10.4 Paths and Working Directories
Data files have a name and are located in a folder. (A folders is the same a directory. You will see both of these names in common use.) The folder containing the file may be nested within another folder and that folder maybe in yet another folder and so on. The specification of the list of folders to travel and the file name is called a path. A path that starts at the root folder of the computer is called an absolute path. A relative path starts at a given folder and provides the folders and file starting from that folder. Using relative paths will make a number of things easier when writing programs and is considered a good programming practice.

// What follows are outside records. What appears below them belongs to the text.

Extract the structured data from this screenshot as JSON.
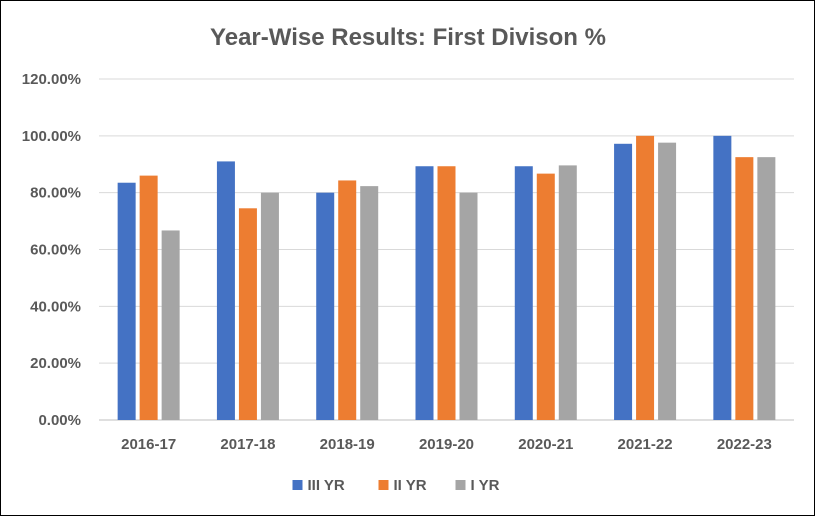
{
  "chart_data": {
    "type": "bar",
    "title": "Year-Wise Results: First Divison %",
    "xlabel": "",
    "ylabel": "",
    "categories": [
      "2016-17",
      "2017-18",
      "2018-19",
      "2019-20",
      "2020-21",
      "2021-22",
      "2022-23"
    ],
    "series": [
      {
        "name": "III YR",
        "color": "#4472C4",
        "values": [
          83.5,
          91.0,
          80.0,
          89.3,
          89.3,
          97.2,
          100.0
        ]
      },
      {
        "name": "II YR",
        "color": "#ED7D31",
        "values": [
          86.0,
          74.5,
          84.3,
          89.3,
          86.7,
          100.0,
          92.5
        ]
      },
      {
        "name": "I YR",
        "color": "#A5A5A5",
        "values": [
          66.7,
          80.0,
          82.3,
          80.0,
          89.6,
          97.6,
          92.5
        ]
      }
    ],
    "ylim": [
      0,
      120
    ],
    "yticks": [
      "0.00%",
      "20.00%",
      "40.00%",
      "60.00%",
      "80.00%",
      "100.00%",
      "120.00%"
    ],
    "grid": true,
    "legend_position": "bottom"
  }
}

A path is made up of folder names. If the path is to a file, then the path will ends with a file name. The folders and files of a path are separated by a directory separator (e.g., /
or \
). Different operating systems use different directory separators. In R, the function file.path()
is used to fill in the directory separator. It knows which separator to use for the operating system it is running on.

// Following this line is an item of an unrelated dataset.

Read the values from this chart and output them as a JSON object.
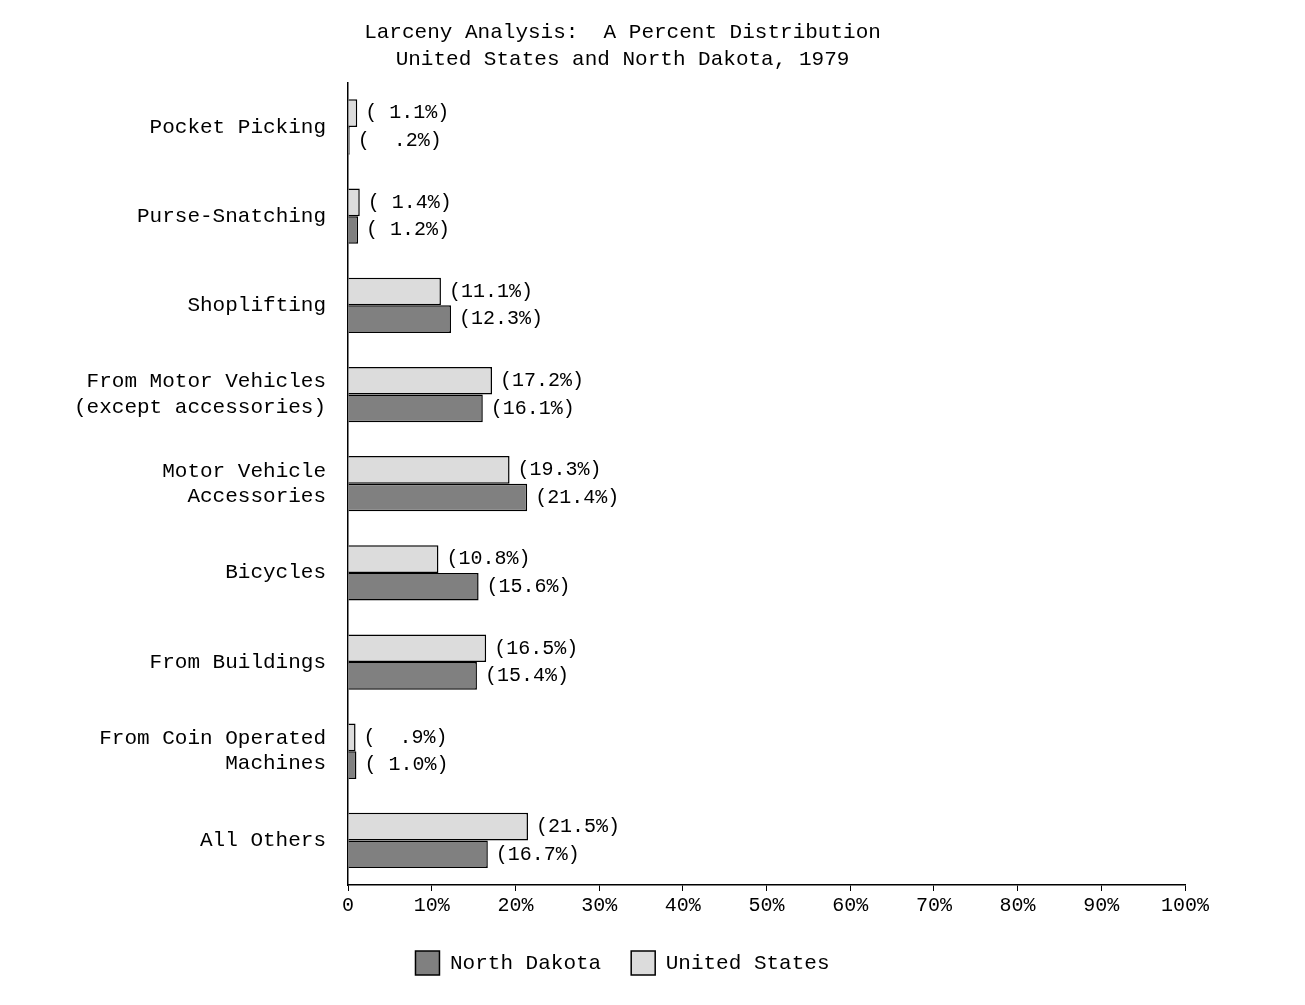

There are a few special directory names. A single period, .
, indicates the current working directory. Two periods, ..
, indicates moving up a directory. The following image shows how ..
would be used to get a data file in the folder structure used in the project organization section.

Relative file paths.
When R starts a session, it has a location to look for other files. This path is called the current working directory, and this is often shortened to the working directory. Relative paths in a program are specified as starting at the current working directory. To print your current working directory, use the getwd()

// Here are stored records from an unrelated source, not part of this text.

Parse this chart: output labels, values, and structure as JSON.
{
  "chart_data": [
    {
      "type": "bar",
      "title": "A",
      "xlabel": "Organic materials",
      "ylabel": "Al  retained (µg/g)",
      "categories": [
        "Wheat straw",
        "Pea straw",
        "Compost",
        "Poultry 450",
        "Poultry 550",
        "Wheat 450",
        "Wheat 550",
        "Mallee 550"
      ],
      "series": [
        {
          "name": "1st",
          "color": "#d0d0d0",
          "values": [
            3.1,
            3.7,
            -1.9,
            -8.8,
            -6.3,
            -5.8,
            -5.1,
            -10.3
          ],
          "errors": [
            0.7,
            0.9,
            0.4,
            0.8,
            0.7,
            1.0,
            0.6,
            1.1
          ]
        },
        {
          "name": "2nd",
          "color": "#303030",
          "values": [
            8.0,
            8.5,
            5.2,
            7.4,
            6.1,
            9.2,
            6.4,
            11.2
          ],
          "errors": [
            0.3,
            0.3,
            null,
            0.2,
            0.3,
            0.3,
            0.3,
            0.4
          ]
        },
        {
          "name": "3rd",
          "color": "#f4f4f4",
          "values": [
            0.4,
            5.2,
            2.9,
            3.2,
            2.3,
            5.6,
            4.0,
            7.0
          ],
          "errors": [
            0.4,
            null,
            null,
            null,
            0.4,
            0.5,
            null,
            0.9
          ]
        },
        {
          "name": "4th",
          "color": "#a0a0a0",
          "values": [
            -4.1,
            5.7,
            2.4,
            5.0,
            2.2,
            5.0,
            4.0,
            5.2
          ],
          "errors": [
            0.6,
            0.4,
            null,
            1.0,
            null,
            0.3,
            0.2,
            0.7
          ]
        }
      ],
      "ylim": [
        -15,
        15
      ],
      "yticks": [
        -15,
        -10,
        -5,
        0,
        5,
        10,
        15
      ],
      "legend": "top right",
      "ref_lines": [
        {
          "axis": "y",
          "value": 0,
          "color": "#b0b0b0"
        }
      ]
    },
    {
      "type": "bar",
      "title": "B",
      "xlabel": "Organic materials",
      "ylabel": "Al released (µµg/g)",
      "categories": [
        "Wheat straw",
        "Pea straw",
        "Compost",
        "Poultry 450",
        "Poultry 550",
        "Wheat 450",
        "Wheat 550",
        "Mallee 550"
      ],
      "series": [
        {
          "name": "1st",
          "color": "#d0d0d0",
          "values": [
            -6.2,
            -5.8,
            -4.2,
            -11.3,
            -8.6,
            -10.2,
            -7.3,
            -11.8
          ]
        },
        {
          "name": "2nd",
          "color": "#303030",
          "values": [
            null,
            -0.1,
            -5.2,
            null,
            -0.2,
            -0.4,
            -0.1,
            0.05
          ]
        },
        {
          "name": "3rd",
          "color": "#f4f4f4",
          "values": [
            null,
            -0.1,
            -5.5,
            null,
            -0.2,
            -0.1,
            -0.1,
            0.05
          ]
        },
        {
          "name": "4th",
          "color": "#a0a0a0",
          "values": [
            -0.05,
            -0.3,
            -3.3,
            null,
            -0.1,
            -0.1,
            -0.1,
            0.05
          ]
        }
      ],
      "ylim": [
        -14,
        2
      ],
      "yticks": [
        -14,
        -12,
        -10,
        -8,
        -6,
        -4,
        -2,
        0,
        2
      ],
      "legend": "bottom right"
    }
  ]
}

function. To change your working directory, supply setwd()
with a relative path in quotes (or an absolute path, but relative paths are preferred).
getwd()
[1] "U:/school/my_class"
setwd("hw_1")
In the image above, if your working directory is the folder hw_1, you can reach the data1.csv file with the path “../data/data1.csv”. This path could be given to read.csv()
(or another data-reading function) to read in the data, or to write.csv()
to write over the file.
You can also have file.path()
create file paths for you:
data_path <- file.path("..", "data", "data1.csv")
data_path
[1] "../data/data1.csv"
And then use the objects created by file.path()
to make reading and writing files simpler:
read.csv(data_path)
# create a partial path so we can customize the file name
data_folder <- file.path("..", "data")
# path is "../data/data1.csv"
read.csv(file.path(data_folder, "data1.csv"))
# path is "../data/data2.csv"
write.csv(dat, file.path(data_folder, "data2.csv"))
10.5 Reading Exercises
Set your working directory to your Desktop.
With
dir.create()
, create a folder called “Project”. Then, inside of “Project”, create three folders: “Data_raw”, “Data_formatted”, and “Scripts”.Download a dataset from the Census (try not to pick a CSV file) and drag-and-drop it into the Data_raw folder.
Set your working directory to the Scripts folder.
Create a new R script and save it in Scripts.
Without changing your working directory from Scripts, read in your downloaded file from Data_raw and then save it as a CSV file to Data_formatted. Save these commands in your R script.
This is the beginning of a well-organized project!